Eastern Greenland is remote and removed–just the kind of place any adventurous soul would yearn to explore. I was thrilled to be invited by modern-day explorer Olaf Malver to travel with his company Explorers’ Corner on their 2011 Greenland kayaking expedition this summer. This would mark my third time to Greenland but my inaugural visit to the mysterious eastern coast. Let’s start with a little history lesson before diving into the details of the adventure.

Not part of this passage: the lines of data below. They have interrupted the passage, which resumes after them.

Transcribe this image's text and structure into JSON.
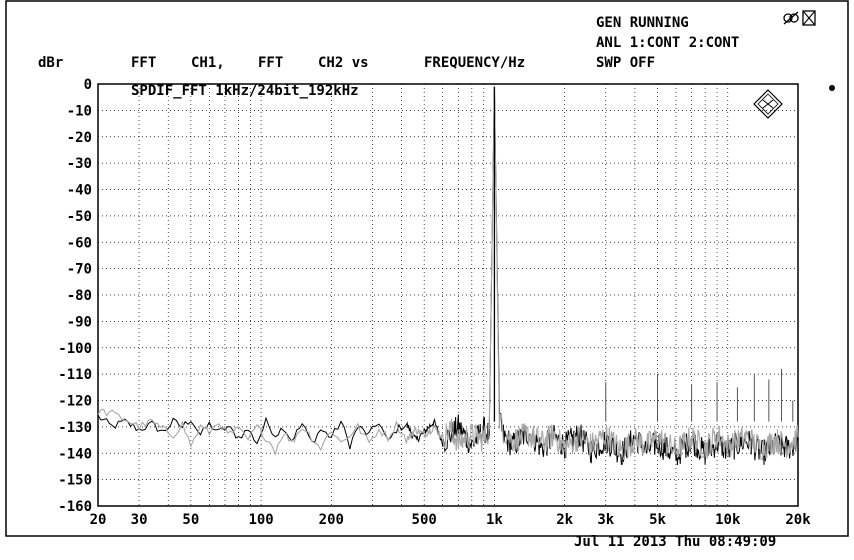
{
  "status": {
    "gen": "GEN RUNNING",
    "anl": "ANL 1:CONT 2:CONT",
    "swp": "SWP OFF",
    "timestamp": "Jul 11 2013 Thu 08:49:09"
  },
  "chart_data": {
    "type": "line",
    "title": "SPDIF_FFT 1kHz/24bit_192kHz",
    "header": [
      "FFT",
      "CH1,",
      "FFT",
      "CH2 vs",
      "FREQUENCY/Hz"
    ],
    "ylabel": "dBr",
    "xlabel": "",
    "x_scale": "log",
    "xlim": [
      20,
      20000
    ],
    "ylim": [
      -160,
      0
    ],
    "grid": true,
    "xticks": [
      {
        "value": 20,
        "label": "20"
      },
      {
        "value": 30,
        "label": "30"
      },
      {
        "value": 50,
        "label": "50"
      },
      {
        "value": 100,
        "label": "100"
      },
      {
        "value": 200,
        "label": "200"
      },
      {
        "value": 500,
        "label": "500"
      },
      {
        "value": 1000,
        "label": "1k"
      },
      {
        "value": 2000,
        "label": "2k"
      },
      {
        "value": 3000,
        "label": "3k"
      },
      {
        "value": 5000,
        "label": "5k"
      },
      {
        "value": 10000,
        "label": "10k"
      },
      {
        "value": 20000,
        "label": "20k"
      }
    ],
    "yticks": [
      0,
      -10,
      -20,
      -30,
      -40,
      -50,
      -60,
      -70,
      -80,
      -90,
      -100,
      -110,
      -120,
      -130,
      -140,
      -150,
      -160
    ],
    "series": [
      {
        "color": "#000000",
        "x": [
          20,
          23,
          26,
          30,
          34,
          38,
          42,
          46,
          50,
          55,
          60,
          66,
          72,
          80,
          88,
          96,
          105,
          115,
          125,
          135,
          150,
          165,
          180,
          200,
          220,
          240,
          260,
          290,
          320,
          350,
          380,
          420,
          460,
          500,
          550,
          600,
          650,
          700,
          800,
          900,
          950,
          1000,
          1050,
          1100,
          1200,
          1400,
          1600,
          1800,
          2000,
          2300,
          2600,
          3000,
          3500,
          4000,
          4500,
          5000,
          6000,
          7000,
          8000,
          9000,
          10000,
          12000,
          14000,
          16000,
          18000,
          20000
        ],
        "y": [
          -126,
          -130,
          -128,
          -131,
          -129,
          -132,
          -128,
          -130,
          -127,
          -133,
          -129,
          -132,
          -130,
          -134,
          -131,
          -136,
          -128,
          -133,
          -130,
          -135,
          -129,
          -136,
          -131,
          -134,
          -128,
          -137,
          -130,
          -133,
          -128,
          -136,
          -131,
          -129,
          -135,
          -132,
          -128,
          -136,
          -133,
          -130,
          -137,
          -131,
          -133,
          -1,
          -128,
          -134,
          -137,
          -132,
          -138,
          -134,
          -137,
          -133,
          -139,
          -135,
          -140,
          -134,
          -139,
          -136,
          -141,
          -135,
          -140,
          -136,
          -139,
          -135,
          -140,
          -137,
          -138,
          -136
        ]
      },
      {
        "color": "#a8a8a8",
        "x": [
          20,
          23,
          26,
          30,
          34,
          38,
          42,
          46,
          50,
          55,
          60,
          66,
          72,
          80,
          88,
          96,
          105,
          115,
          125,
          135,
          150,
          165,
          180,
          200,
          220,
          240,
          260,
          290,
          320,
          350,
          380,
          420,
          460,
          500,
          550,
          600,
          650,
          700,
          800,
          900,
          950,
          1000,
          1050,
          1100,
          1200,
          1400,
          1600,
          1800,
          2000,
          2300,
          2600,
          3000,
          3500,
          4000,
          4500,
          5000,
          6000,
          7000,
          8000,
          9000,
          10000,
          12000,
          14000,
          16000,
          18000,
          20000
        ],
        "y": [
          -124,
          -125,
          -127,
          -130,
          -128,
          -131,
          -133,
          -129,
          -137,
          -130,
          -132,
          -128,
          -133,
          -131,
          -135,
          -130,
          -134,
          -139,
          -132,
          -136,
          -130,
          -134,
          -138,
          -131,
          -136,
          -133,
          -130,
          -136,
          -131,
          -134,
          -129,
          -135,
          -131,
          -133,
          -130,
          -134,
          -131,
          -136,
          -133,
          -135,
          -131,
          -1,
          -127,
          -132,
          -135,
          -133,
          -136,
          -133,
          -138,
          -134,
          -137,
          -133,
          -139,
          -135,
          -137,
          -134,
          -139,
          -134,
          -138,
          -133,
          -137,
          -134,
          -138,
          -135,
          -137,
          -134
        ]
      }
    ],
    "spikes": [
      {
        "x": 1000,
        "y": -1
      },
      {
        "x": 3000,
        "y": -113
      },
      {
        "x": 5000,
        "y": -110
      },
      {
        "x": 7000,
        "y": -114
      },
      {
        "x": 9000,
        "y": -113
      },
      {
        "x": 11000,
        "y": -115
      },
      {
        "x": 13000,
        "y": -110
      },
      {
        "x": 15000,
        "y": -112
      },
      {
        "x": 17000,
        "y": -108
      },
      {
        "x": 19000,
        "y": -120
      }
    ]
  }
}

Eastern Greenland is largely absent in the romanticized history of Arctic exploration. Geographically it lacks the allure of the north and south poles and its most hazardous terrain lies just south of the Arctic Circle. The complex networks of fractured fjords and inlets, which can extend hundreds of miles inland, offer no great trade route. Enormous, jagged peaks of ancient rock rise upwards of 4,000 feet from the sea and the unpredictable waterways can be clear one moment, choked with enormous ice bergs and flotillas of sea ice the next. Fractured glaciers shatter into the sea or break off underwater, sending ice shards rocketing to the surface. There isn’t enough flat land for grazing animals such as reindeer and musk-ox to flourish; a sparse population of arctic fox, sea birds and the stray polar bear are the only inhabitants. To top it all off, storms can build in minutes and last for days, an especially precarious trend in the sub-zero winter seasons when darkness falls on the land for months at a time. Finally, when summer does roll around, the mosquitoes can be prolific while a shield of ice from the north buffets the sea coast and keeps a majority of whales and other large marine mammals from entering the channels – not good for the native hunter.

Greenland Map
The forbidden coast in the red box.

It is not just the severity of the land that has contributed to Eastern Greenland’s low profile. Unlike more well-known polar areas, Eastern Greenland never played host to the epic tragedies that remain a perplexing source of pride for certain nations, England being at the top of the list. The men (and women) who unlocked the mysteries were competent, efficient and strong explorers who quickly adapted native methods rather than trying to bully their way through using inadequate techniques and nationalistic moxie. For every Sir John Franklin, Robert Falcon Scott and Ernest Shackleton, all of whom blundered into catastrophe, Eastern Greenland features a list of proficient and capable explorers such as Knud Rasmussen, Roald Amundsen and Fridtjof Nansen, mostly of Danish or Norwegian heritage (England does regain a bit of pride from the masterful explorations of Captain William Scoresby ).